Using Email to Generate Leads
Sarah is puzzled by her sales funnel. She has a large number of people in it. They read her blog posts and when she has an opportunity to ask, they all say how much they appreciate them. Despite this, she struggles to convert them into customers.
A number become customers but the rest seem perfectly happy reading her emails and blog posts. She produces a lot of high quality content, but why?
Why would someone forward your emails?
Perhaps Sarah needs to think of her list not so much as potential customers, as followers who know like and trust her. There are many reasons they choose not to be her customer at present but that does not mean they are unwilling to support her business in other ways.
She gets positive responses to her posts, so she is building networks of goodwill. There are many ways she can use goodwill, for example low-end events, webinars, testimonials (text or video) but perhaps the easiest is to forward her emails.
Sometimes a satisfied customer recommends her services to their contacts. This is word of mouth marketing. It is possible to structure marketing so customers bear her business in mind. Forwarding an email to contacts who may be interested is not a big ask. It takes a few moments to think of someone and forward, perhaps with a brief message.
It is short of making a recommendation of her services, hard for people who have not yet used them but not if all she asks is they recommend what they have experienced.
How to get people to forward emails
The key to getting people to forward emails is to ask them. Drop in a line that explains who you are trying to reach and ask your followers to forward emails to people they know who may be interested.
It’s easy and if your content appeals, it grows your list. Remember, if the email is forwarded to someone new, what do you want them to do? You need a link in your email to a webpage, maybe a blog post or a landing page. There you can invite new visitors to sign up to your list.
It is possible to set up website pages that don’t display a sign-up form to people who are on your list. Ideally, use something like that but otherwise signal on the page newcomers are welcome to sign up.
Think through each step. Why would a newcomer open this email? Maybe because they trust the person from your list who sent it. Why would they click on the link provided in the email? On the website, why would they sign up?
Affiliate Marketing
A final thought. Can you offer incentives to your followers? This may be access to more material, discounts, conversations with you … For higher end offers, you might offer a percentage of fees for each referral that signs up.
This approach is called affiliate marketing and is most effective where you have a product affiliates are willing to offer to their lists on your behalf. Those who respond to your affiliates’ emails sign up to your list and may in time become customers.

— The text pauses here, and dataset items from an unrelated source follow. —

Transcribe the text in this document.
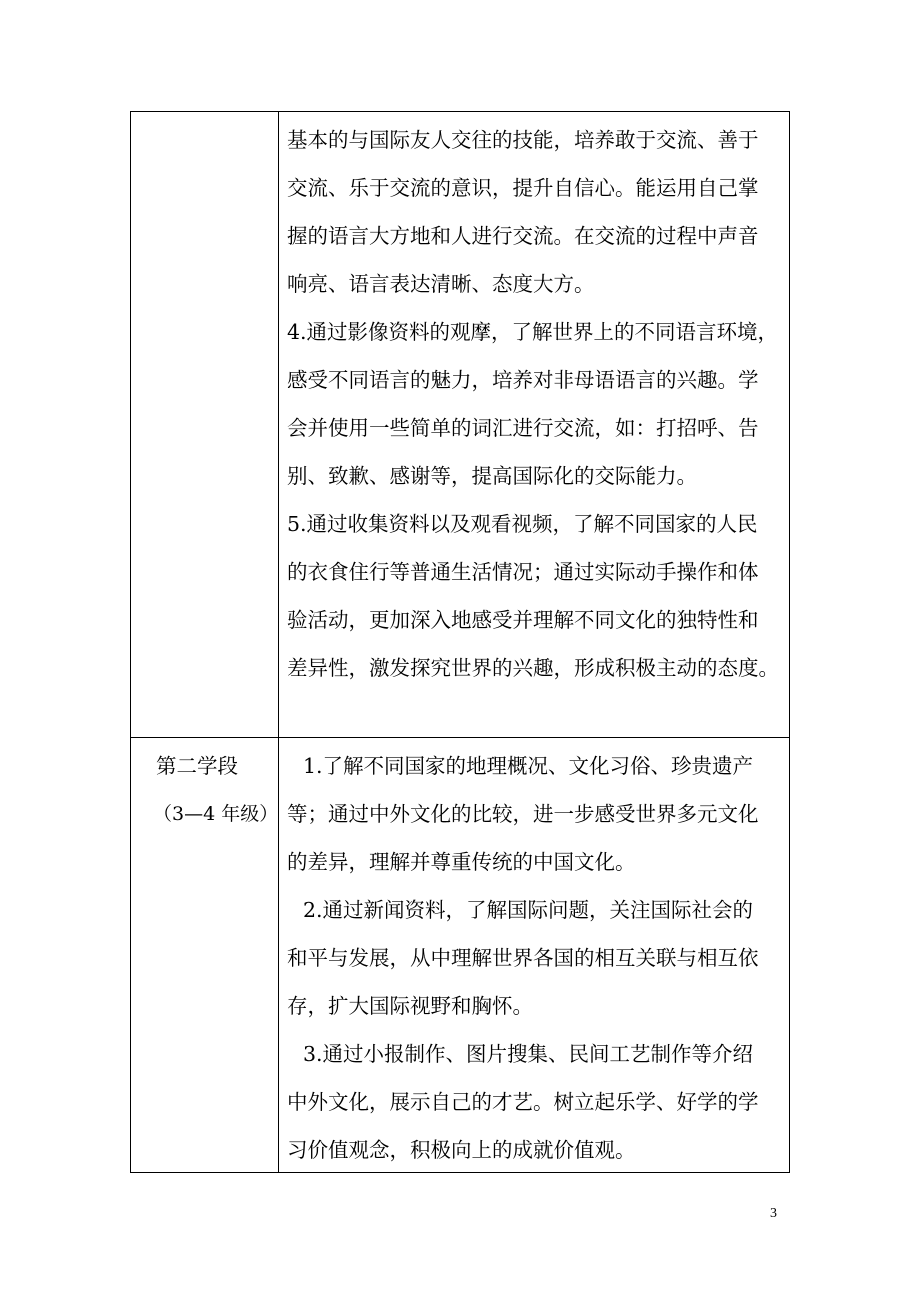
基本的与国际友人交往的技能，培养敢于交流、善于
交流、乐于交流的意识，提升自信心。能运用自己掌
握的语言大方地和人进行交流。在交流的过程中声音
响亮、语言表达清晰、态度大方。
4.通过影像资料的观摩，了解世界上的不同语言环境，
感受不同语言的魅力，培养对非母语语言的兴趣。学
会并使用一些简单的词汇进行交流，如：打招呼、告
别、致歉、感谢等，提高国际化的交际能力。
5.通过收集资料以及观看视频，了解不同国家的人民
的衣食住行等普通生活情况；通过实际动手操作和体
验活动，更加深入地感受并理解不同文化的独特性和
差异性，激发探究世界的兴趣，形成积极主动的态度。
第二学段
（3—4 年级）
1.了解不同国家的地理概况、文化习俗、珍贵遗产
等；通过中外文化的比较，进一步感受世界多元文化
的差异，理解并尊重传统的中国文化。
2.通过新闻资料，了解国际问题，关注国际社会的
和平与发展，从中理解世界各国的相互关联与相互依
存，扩大国际视野和胸怀。
3.通过小报制作、图片搜集、民间工艺制作等介绍
中外文化，展示自己的才艺。树立起乐学、好学的学
习价值观念，积极向上的成就价值观。
3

This works where affiliates have high quality lists. For a great offer, affiliates may offer bonuses to their lists. They benefit and so do you.
This approach is sometimes known as a Product Launch. This is not like asking people on your list to forward emails. You are asking people who are well-established to share their list with you. They do that only if they believe in you and your offer.
Affiliate marketing is an advanced approach to marketing. For most, the challenge is to effectively promote events, products or services.